Looking at the state level and the results, it seems to me that Kathy Szeliga won with the exact same kind of campaign Larry Hogan ran in his gubernatorial primary – very light on specifics. It worked out for Hogan in the 2014 gubernatorial election because he had the advantage of drawing a Democratic opponent he could tie to his predecessor’s record and he avoided being dragged into discussions on social issues and the Second Amendment, try as the Democrats did to bring these up during the campaign. In an executive election it’s easier to make it about economic philosophy, particularly when you’ve spent three years hammering the Democrats with a social media juggernaut called Change Maryland – that and $100,000 in his own money was where he gained his primary advantage.

But Szeliga will have a harder time prevailing on a message of change, especially because she has a voting record the Democrats will surely comb over (just as Republicans can – and should – do with Chris Van Hollen.) Certainly Chris is a Washington insider, but the secondary idea Republicans are hoping to exploit is that the party which screams constantly about a “Republican war on women” has exactly zero female nominees in its delegation. Wouldn’t the words of Donna Edwards be an interesting piece of a 30-second spot?

“The state of Maryland is on the verge of having an all-male delegation,” (Edwards) said. “When will our voices be effective, legitimate, equal leaders in a big-tent party?”

Well, if it’s that big of a deal to the women of Maryland they know what to do. There’s no doubt the Democrats will try to brush aside that little tidbit, and the job gets a lot easier if Donald Trump is the nominee because it negates that advantage.

It should be a lot easier for Andy Harris to succeed. He now has an opponent without a great deal of name recognition in the district, and all the advantages incumbency provides. As I said before, the election for the district was really held Tuesday and the margin of victory was tremendous. Going into the election, it seemed that Mike Smigiel would be a rather formidable opponent – a former Delegate who was very popular with the portion of the district’s electorate which values liberty and the Second Amendment, as he made his name defending both. But the fact Smigiel had three opponents from Cecil County when he ran for re-election in 2014 suggests that maybe he had developed a reputation as all talk and no action, and the campaign he ran didn’t seem to draw a great deal of interest. As I pointed out earlier this month, having a campaign event which draws no local voters doesn’t lend itself to success. In Somerset (as well as Wicomico and Worcester) Smigiel actually ran third behind Harris and Jonathan Goff, and Smigiel only got 21.8% in his home county. So much for his push polls.

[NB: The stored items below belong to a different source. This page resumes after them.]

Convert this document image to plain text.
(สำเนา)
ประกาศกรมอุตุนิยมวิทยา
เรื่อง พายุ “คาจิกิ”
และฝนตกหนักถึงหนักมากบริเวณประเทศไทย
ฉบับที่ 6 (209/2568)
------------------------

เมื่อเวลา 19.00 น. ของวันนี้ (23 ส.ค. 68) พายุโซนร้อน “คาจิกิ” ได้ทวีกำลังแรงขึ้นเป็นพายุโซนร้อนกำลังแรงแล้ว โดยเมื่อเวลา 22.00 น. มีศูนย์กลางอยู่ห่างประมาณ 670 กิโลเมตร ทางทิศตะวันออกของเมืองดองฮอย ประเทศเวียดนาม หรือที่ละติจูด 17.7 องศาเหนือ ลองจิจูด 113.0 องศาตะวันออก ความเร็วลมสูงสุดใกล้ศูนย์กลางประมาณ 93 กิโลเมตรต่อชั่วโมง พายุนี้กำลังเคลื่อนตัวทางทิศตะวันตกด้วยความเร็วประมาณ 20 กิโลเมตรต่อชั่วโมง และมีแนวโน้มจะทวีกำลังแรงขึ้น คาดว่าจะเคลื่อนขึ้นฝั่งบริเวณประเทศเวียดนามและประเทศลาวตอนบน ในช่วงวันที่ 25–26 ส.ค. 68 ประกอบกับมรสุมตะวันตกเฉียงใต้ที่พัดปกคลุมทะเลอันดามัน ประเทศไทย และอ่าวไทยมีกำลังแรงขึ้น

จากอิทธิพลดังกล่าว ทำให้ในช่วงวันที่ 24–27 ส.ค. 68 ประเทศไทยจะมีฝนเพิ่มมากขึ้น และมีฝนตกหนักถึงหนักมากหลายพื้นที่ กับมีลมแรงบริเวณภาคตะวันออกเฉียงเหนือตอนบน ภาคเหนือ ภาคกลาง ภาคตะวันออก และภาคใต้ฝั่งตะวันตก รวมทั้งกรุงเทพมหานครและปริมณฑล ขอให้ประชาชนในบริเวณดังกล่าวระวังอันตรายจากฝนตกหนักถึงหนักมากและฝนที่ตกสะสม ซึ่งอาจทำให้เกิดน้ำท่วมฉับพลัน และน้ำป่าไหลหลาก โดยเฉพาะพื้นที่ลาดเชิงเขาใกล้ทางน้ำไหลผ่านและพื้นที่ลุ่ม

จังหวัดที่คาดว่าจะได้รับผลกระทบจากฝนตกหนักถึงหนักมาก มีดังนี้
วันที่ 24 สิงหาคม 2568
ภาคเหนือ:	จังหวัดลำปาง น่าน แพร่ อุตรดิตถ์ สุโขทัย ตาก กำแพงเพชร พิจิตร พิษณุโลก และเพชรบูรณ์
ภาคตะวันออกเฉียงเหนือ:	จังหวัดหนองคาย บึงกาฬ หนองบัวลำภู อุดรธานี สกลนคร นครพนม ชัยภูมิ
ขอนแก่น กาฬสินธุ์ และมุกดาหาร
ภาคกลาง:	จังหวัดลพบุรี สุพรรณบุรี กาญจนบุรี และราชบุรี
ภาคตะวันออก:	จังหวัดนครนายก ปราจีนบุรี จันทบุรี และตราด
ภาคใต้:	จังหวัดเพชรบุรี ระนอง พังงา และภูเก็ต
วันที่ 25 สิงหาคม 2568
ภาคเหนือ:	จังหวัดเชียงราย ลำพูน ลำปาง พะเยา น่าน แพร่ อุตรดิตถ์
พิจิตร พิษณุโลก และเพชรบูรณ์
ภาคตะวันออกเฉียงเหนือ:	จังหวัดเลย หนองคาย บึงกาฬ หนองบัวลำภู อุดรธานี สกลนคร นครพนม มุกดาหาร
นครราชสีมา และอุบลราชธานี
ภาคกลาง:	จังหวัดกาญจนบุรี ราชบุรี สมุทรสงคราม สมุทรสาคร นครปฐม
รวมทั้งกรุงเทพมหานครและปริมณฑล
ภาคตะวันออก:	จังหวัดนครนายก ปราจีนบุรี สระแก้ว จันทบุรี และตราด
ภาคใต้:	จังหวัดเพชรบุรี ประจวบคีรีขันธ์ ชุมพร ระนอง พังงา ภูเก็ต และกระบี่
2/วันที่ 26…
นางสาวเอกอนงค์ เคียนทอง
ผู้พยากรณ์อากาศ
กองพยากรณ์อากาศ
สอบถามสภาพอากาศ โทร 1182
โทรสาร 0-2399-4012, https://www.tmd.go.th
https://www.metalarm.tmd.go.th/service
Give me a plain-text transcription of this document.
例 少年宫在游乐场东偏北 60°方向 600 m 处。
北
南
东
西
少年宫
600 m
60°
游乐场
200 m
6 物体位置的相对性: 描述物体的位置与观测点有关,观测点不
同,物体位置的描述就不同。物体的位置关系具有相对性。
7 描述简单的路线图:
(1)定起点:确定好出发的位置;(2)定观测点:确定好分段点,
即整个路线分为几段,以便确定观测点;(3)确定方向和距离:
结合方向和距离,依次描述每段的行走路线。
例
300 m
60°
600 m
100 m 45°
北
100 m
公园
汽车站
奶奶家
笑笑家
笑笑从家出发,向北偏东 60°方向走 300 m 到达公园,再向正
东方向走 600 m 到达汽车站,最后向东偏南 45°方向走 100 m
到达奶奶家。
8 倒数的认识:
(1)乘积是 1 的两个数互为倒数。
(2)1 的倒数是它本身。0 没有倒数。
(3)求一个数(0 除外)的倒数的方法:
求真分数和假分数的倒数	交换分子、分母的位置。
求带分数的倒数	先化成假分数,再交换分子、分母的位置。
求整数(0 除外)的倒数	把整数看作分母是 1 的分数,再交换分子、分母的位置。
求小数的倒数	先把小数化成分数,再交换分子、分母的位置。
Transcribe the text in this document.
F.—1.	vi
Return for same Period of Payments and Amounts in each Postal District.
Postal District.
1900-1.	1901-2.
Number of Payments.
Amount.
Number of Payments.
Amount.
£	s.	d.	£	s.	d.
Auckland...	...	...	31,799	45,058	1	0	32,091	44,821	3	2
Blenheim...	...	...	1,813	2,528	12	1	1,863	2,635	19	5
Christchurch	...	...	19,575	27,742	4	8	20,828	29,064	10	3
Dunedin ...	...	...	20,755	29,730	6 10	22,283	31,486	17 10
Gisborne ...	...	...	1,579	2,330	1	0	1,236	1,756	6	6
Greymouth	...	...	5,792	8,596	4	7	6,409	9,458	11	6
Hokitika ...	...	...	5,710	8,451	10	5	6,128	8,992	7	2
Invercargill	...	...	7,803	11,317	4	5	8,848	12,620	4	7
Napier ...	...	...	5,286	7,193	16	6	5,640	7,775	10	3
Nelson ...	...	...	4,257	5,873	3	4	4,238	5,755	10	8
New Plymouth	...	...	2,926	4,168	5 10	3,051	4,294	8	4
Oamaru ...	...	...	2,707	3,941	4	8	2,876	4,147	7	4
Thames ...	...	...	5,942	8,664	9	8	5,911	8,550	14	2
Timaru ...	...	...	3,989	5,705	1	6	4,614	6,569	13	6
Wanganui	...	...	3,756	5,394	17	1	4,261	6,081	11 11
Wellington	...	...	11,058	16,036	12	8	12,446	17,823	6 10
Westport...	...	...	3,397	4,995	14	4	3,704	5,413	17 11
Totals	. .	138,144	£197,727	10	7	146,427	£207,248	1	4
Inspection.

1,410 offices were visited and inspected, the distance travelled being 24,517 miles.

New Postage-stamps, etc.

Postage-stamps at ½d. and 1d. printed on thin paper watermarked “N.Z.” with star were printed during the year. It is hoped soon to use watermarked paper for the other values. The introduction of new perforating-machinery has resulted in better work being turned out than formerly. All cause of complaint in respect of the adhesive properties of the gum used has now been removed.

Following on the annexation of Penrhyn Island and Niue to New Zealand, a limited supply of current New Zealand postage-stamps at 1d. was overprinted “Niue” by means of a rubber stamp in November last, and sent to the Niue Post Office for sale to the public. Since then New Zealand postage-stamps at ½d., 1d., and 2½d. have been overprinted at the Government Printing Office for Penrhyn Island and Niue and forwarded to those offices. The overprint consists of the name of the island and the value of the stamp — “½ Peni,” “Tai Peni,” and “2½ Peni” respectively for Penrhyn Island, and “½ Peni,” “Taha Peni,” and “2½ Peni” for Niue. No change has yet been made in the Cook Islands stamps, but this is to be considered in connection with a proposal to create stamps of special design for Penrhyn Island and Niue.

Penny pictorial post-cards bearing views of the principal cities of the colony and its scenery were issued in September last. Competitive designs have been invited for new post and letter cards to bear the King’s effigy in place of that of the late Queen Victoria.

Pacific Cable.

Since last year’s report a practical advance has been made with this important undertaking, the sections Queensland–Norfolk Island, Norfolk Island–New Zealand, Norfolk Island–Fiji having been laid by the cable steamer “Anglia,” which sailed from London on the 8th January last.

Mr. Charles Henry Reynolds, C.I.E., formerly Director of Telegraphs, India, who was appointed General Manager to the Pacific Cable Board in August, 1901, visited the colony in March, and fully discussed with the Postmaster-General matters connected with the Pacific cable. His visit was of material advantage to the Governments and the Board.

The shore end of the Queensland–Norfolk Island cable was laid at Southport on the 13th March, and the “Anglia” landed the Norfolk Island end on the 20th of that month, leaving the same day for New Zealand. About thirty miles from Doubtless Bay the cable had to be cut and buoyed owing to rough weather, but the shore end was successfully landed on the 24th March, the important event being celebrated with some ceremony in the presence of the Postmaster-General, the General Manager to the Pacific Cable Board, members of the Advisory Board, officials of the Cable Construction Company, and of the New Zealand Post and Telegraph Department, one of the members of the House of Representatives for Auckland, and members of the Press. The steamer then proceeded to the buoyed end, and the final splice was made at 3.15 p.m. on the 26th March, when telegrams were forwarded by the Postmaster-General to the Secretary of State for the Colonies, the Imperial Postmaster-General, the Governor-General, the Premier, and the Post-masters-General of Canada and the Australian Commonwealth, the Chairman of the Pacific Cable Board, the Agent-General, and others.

It may have been a doomed cause to begin with, but the decision to attend an event outside the district on the weekend before the election may have been the campaign in a microcosm – many times the perfect was the enemy of the good. Sure, Andy Harris leaves something to be desired in terms of conservative/libertarian leadership and initiative, but in my opinion Smigiel tried the same campaign Harris did to Wayne Gilchrest in 2008 – problem was Andy is nowhere near the center and isn’t moving to the left at the rapid pace Wayne was. So the tactic wouldn’t work, and in the end the difference in voting patterns and campaign tactics cost Smigiel my support.

Now that I have some of these thoughts and observations out of the way, it’s time for me to move on to the next election. Tomorrow I’ll be looking at an interesting GOP race that will be decided at our upcoming state convention.